The current tick script handling the alert for crond not running is not working because there is no data point/result for the field ‘crond” when crond is not running. I do not know how to evaluate the field ‘crond’ when starlark did not set this field when crond not running. The tick script has the following codes to try to get the value for the field ‘crond’ and generate an alert.

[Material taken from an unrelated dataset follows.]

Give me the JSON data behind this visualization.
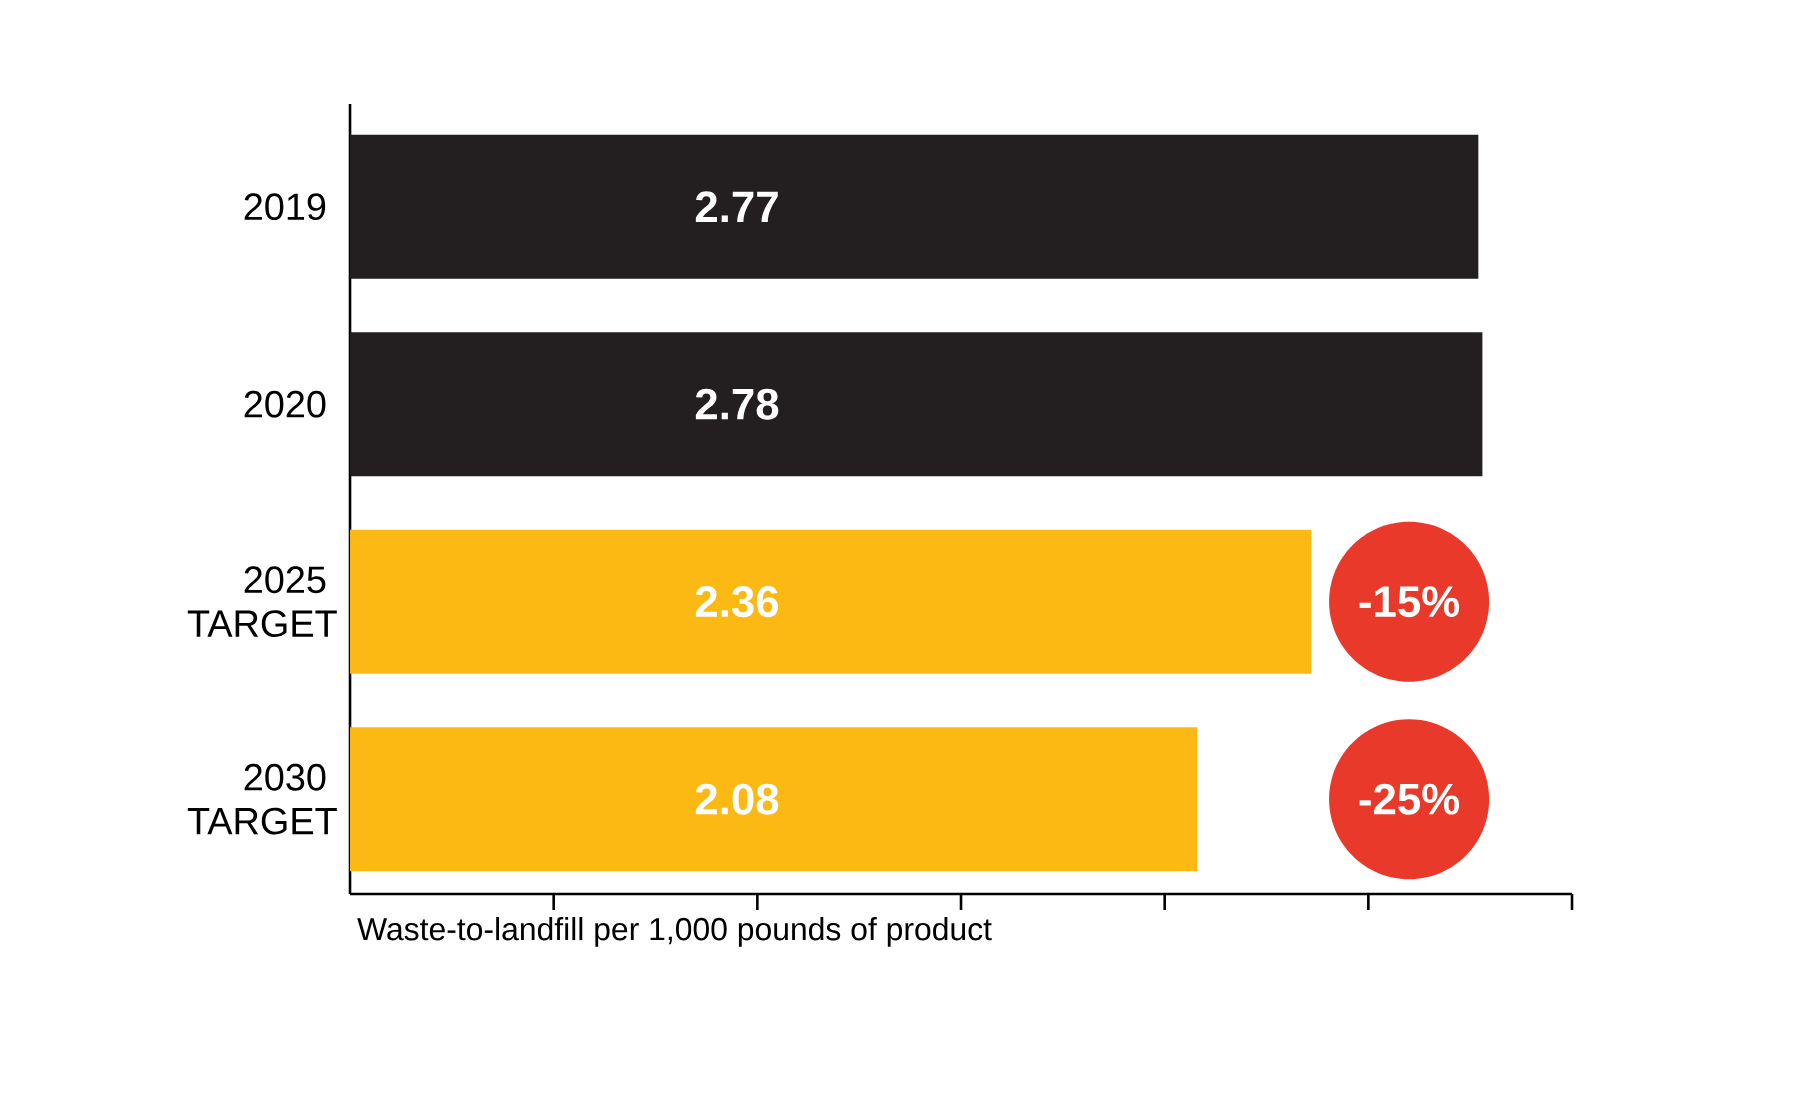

Any suggestion to evaluate the field ‘crond’ and generate an alert using this tick script code with any modification?

var data = stream

from()

.database(db)

.retentionPolicy(rp)

.measurement(measurement)

.groupBy(groupBy)

.where(whereFilter)

eval(lambda: “crond”)

.as(‘value’)

var trigger = data

alert()

// .crit(lambda: “value” == ‘null’)

.crit(lambda: “value” != 2)

// .stateChangesOnly()

.message(message)

.id(idVar)

.idTag(idTag)

.levelTag(levelTag)

.messageField(messageField)

.durationField(durationField)

.log(’/var/log/SAM_SNMP_Proc_crond.log’)

Thanks,

Xiaofeng Lin

I added the DefaultNode to set the ‘value’ (in this case, it is ‘crond’) to 0 in the Tickscript when it does not already exist. This solution works!